Não bastasse a abordagem econômica para demolir a desastrada interpretação de Luiz Henrique Proença Soares, há outras, agora do ponto de vista tributário. Dois especialistas da Assercon, empresa de Santo André com credibilidade além-fronteiras, colocam uma pá de cal na abordagem do técnico do Searle. Ary Silveira Bueno e Allan Moraes lembram que o Grande ABC é o principal alvo da tecnologia de fiscalização do governo do Estado. Exatamente porque é densamente ocupado por indústrias, maiores contribuintes de impostos, a região está sistematicamente na mira da Secretaria Fazenda.        


 


"A atuação dos fiscais na região é avassaladora” – afirma Ary Silveira, cujo escritório de consultoria teve quintuplicado o contingente de profissionais nos últimos três anos, em decorrência da febre fiscalizadora do Estado. 


 


A sincronia entre maior fiscalização e aumento de arrecadação é automática. Como o Grande ABC é mais visado, a inflexão do volume de impostos acaba por se refletir nos índices do Valor Adicionado, ou do PIB, regional. Por isso, falar em não desindustrialização sem levar em conta também esse diferencial de arrecadação fiscal tem o mesmo sentido que saltar de pará-quedas durante um vendaval.


 


A receita tributária do Estado de São Paulo durante o governo Mário Covas tem tido comportamento de fazer inveja a empresas de administração impecável. Em 1994, quando ainda não tinha assumido o Palácio dos Bandeirantes, o bolo tributário atingiu R$ 23 milhões. No ano seguinte, já no cargo, saltou para R$ 27,5 bilhões. Em 1996 alcançou R$ 28,5 bilhões e no ano passado beirou a R$ 33 bilhões. Um apetite pantagruélico de 43%, em parte relacionado ao crescimento da economia, em parte it fome tributária, em parte a manutenção dos valores reais recolhidos, antes corroídos pela inflação. Em suma, dinheiro que saiu dos bolsos e dos cofres dos contribuintes.


 


Perdigueiro


 


Além da fiscalização de cão perdigueiro, como lembra Allan Moraes, a Secretaria da Fazenda estruturou-se taticamente para inflar a arrecadação. Elegeu vários setores industriais para estabelecer o que se chama de substituição tributária, que consiste em recolher exclusivamente na fonte de produção -- e não mais também nos canais de comercialização -- o ICMS (Imposto Sobre Circulação de Mercadorias e Serviços), maior filão de receitas do Estado.

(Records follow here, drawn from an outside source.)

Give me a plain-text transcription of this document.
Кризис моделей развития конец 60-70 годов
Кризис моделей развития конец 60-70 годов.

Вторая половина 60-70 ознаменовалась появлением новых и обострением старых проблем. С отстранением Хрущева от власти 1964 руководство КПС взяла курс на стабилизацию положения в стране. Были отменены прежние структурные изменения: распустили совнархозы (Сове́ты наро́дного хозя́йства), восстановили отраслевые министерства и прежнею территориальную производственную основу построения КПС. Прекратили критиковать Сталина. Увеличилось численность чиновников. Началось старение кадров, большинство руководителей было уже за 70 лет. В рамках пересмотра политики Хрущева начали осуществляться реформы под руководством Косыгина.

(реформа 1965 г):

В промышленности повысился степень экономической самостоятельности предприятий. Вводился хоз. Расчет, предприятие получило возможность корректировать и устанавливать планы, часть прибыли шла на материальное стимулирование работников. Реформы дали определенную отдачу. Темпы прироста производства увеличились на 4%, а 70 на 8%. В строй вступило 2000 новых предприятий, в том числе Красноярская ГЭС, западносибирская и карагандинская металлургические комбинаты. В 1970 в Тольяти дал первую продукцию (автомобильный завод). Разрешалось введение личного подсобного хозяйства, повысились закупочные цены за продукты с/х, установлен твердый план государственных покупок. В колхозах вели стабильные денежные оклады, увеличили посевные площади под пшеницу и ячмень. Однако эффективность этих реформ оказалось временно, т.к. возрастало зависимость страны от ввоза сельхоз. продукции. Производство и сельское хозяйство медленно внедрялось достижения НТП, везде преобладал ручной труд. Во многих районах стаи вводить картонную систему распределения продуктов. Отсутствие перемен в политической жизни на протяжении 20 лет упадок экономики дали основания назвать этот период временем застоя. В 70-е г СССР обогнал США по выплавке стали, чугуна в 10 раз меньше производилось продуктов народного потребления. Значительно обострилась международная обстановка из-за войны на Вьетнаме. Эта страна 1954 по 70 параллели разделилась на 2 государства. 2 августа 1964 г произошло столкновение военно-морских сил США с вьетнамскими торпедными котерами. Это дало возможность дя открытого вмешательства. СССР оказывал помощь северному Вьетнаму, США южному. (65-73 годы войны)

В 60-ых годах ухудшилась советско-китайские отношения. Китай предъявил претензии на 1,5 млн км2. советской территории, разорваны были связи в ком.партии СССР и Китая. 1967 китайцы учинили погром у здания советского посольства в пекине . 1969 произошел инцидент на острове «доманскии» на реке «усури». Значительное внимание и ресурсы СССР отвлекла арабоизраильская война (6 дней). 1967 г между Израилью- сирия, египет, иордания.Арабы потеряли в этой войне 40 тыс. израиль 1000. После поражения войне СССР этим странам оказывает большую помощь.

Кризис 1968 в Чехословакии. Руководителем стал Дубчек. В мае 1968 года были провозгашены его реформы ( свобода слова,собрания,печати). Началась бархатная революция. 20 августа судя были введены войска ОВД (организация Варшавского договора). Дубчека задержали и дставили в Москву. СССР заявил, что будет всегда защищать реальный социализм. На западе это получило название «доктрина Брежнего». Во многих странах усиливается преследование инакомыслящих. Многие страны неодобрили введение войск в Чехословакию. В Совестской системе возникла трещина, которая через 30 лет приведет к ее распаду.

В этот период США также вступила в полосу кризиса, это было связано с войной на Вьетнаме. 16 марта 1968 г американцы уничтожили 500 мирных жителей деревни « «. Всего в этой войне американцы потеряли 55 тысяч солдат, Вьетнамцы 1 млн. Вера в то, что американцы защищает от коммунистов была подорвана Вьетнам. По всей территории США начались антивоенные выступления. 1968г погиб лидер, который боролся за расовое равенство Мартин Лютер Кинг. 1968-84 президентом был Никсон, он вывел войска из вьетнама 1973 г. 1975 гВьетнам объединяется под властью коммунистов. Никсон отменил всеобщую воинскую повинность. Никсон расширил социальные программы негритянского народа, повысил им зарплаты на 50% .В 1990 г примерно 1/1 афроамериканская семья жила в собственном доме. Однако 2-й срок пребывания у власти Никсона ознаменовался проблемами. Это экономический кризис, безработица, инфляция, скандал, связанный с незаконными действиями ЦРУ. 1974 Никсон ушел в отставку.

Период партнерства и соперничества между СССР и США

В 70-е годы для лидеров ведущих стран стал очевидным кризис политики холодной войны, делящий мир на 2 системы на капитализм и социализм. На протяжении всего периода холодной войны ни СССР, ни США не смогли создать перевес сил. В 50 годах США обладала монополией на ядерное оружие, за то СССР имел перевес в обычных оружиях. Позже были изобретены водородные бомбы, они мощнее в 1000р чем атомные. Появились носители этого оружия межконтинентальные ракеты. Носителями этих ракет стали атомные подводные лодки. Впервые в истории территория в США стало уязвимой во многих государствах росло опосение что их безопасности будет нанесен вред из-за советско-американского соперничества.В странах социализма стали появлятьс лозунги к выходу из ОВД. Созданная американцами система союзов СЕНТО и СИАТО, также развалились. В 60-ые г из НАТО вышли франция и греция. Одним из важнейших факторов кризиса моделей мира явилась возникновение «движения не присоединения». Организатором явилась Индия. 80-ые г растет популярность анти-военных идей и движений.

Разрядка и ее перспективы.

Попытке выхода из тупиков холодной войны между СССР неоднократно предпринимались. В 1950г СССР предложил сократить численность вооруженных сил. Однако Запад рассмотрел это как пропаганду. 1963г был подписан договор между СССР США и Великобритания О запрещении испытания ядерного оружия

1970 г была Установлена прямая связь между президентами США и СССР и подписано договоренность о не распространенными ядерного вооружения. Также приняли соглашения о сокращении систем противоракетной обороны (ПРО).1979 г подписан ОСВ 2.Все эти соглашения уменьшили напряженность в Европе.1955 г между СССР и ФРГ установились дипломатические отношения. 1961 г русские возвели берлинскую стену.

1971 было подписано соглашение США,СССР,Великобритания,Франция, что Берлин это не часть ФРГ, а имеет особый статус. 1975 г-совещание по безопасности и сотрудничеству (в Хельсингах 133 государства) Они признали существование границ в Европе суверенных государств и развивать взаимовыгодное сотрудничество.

Um exemplo: as montadoras de veículos recolhiam apenas parte do ICMS dos veículos enviados às concessionárias, mas a partir de 1993, a fim de evitar sonegação, a Fazenda do estado centralizou o recolhimento nas próprias montadoras. E assim fez com pneus, tintas, químico, entre outros. Todos com intenso peso no PIB do Grande ABC. Como o ICMS é, na definição de Ary Silveira, um imposto que tem relação direta com o chamado Valor Adicionado, base do PIB nacional, e o ICMS do Grande ABC é preponderantemente industrial, apesar de nos últimos  anos os setores de comércio e serviços terem aumentado a presença econômica, dá para projetar o quanto de artificial existe na estabilidade intra-estadual do PIB regional.


 


A disciplina com que a Secretaria da Fazenda se tem lançado à caça de furos na arrecadação é, ironicamente, mais um componente a complicar o equilíbrio de competitividade da indústria paulista no mercado nacional e mesmo internacional, além da chamada guerra fiscal, porque não encontra paralelo nos demais Estados.